Evans, who is just weeks away from graduating says she still reflects fondly on her time with the company despite the abrupt ending, but is left feeling uncertain and anxious about what comes next.
“I don’t know if I can find another part-time job that’s going to be as flexible and as understanding as my managers were at Nordstrom, especially as a student,” said Evans.
According to a Financial Post article, the recent exodus of companies such as Target and now Nordstrom may suggest that American chains struggle to succeed in the Canadian market. However, Dr. Joseph Aversa, an assistant retail management professor at TMU, does not agree.
“To say that U.S. companies can’t find success here is just not true. Walmart is American, Home Depot, Amazon, the list goes on and on,” said Aversa.

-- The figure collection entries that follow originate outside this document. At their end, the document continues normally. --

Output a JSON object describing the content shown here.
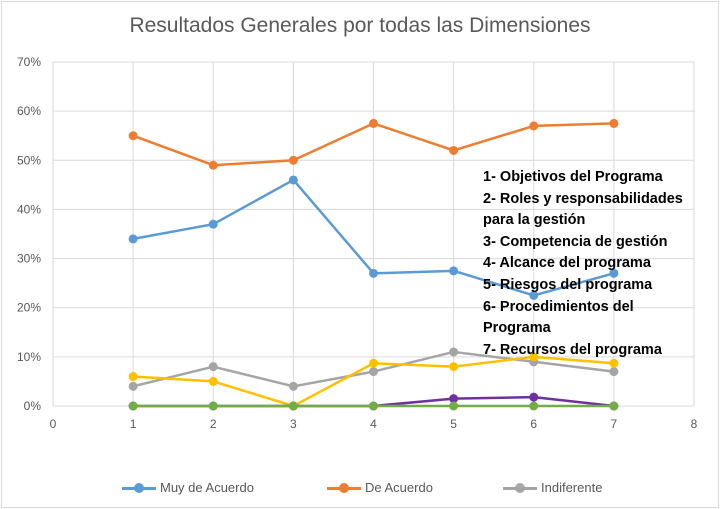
{
  "chart_data": {
    "type": "line",
    "title": "Resultados Generales por todas las Dimensiones",
    "xlabel": "",
    "ylabel": "",
    "xlim": [
      0,
      8
    ],
    "ylim": [
      0,
      0.7
    ],
    "x_ticks": [
      "0",
      "1",
      "2",
      "3",
      "4",
      "5",
      "6",
      "7",
      "8"
    ],
    "y_ticks": [
      "0%",
      "10%",
      "20%",
      "30%",
      "40%",
      "50%",
      "60%",
      "70%"
    ],
    "x": [
      1,
      2,
      3,
      4,
      5,
      6,
      7
    ],
    "grid": true,
    "series": [
      {
        "name": "Muy de Acuerdo",
        "color": "#5b9bd5",
        "in_legend": true,
        "values": [
          0.34,
          0.37,
          0.46,
          0.27,
          0.275,
          0.225,
          0.27
        ]
      },
      {
        "name": "De Acuerdo",
        "color": "#ed7d31",
        "in_legend": true,
        "values": [
          0.55,
          0.49,
          0.5,
          0.575,
          0.52,
          0.57,
          0.575
        ]
      },
      {
        "name": "Indiferente",
        "color": "#a5a5a5",
        "in_legend": true,
        "values": [
          0.04,
          0.08,
          0.04,
          0.07,
          0.11,
          0.09,
          0.07
        ]
      },
      {
        "name": "",
        "color": "#ffc000",
        "in_legend": false,
        "values": [
          0.06,
          0.05,
          0.0,
          0.087,
          0.08,
          0.1,
          0.087
        ]
      },
      {
        "name": "",
        "color": "#7030a0",
        "in_legend": false,
        "values": [
          0.0,
          0.0,
          0.0,
          0.0,
          0.015,
          0.018,
          0.0
        ]
      },
      {
        "name": "",
        "color": "#70ad47",
        "in_legend": false,
        "values": [
          0.0,
          0.0,
          0.0,
          0.0,
          0.0,
          0.0,
          0.0
        ]
      }
    ],
    "legend_position": "bottom",
    "annotation": {
      "lines": [
        "1-  Objetivos del Programa",
        "2-  Roles y responsabilidades",
        "para la gestión",
        "3-  Competencia de gestión",
        "4-  Alcance del programa",
        "5-  Riesgos del programa",
        "6-  Procedimientos del",
        "Programa",
        "7-  Recursos del programa"
      ]
    }
  }
}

“I think it’s less to do with the company being American and more to do with the retail category that they’re doing business in. I wasn’t surprised to see them close, because the department store category that Nordstrom falls under has long experienced hardships.”
There is now the question of what stores will fill the retail space left behind. Nordstrom stores in Canada range in size from around 40,000 square feet to larger stores at over 220,000 square feet, an amount of retail space that could be difficult to fill even for large shopping centers such as the CF Toronto Eaton Centre.
“The truth is, the likelihood of them finding one retailer to occupy that space is probably not likely,” said Aversa.
“What you’re going to find is those spaces will probably be divided up and parsed out to accommodate other types of service or retail. We’re starting to see gyms in malls, which in the 90s was like a kiss of death, you never wanted those types of services in malls.”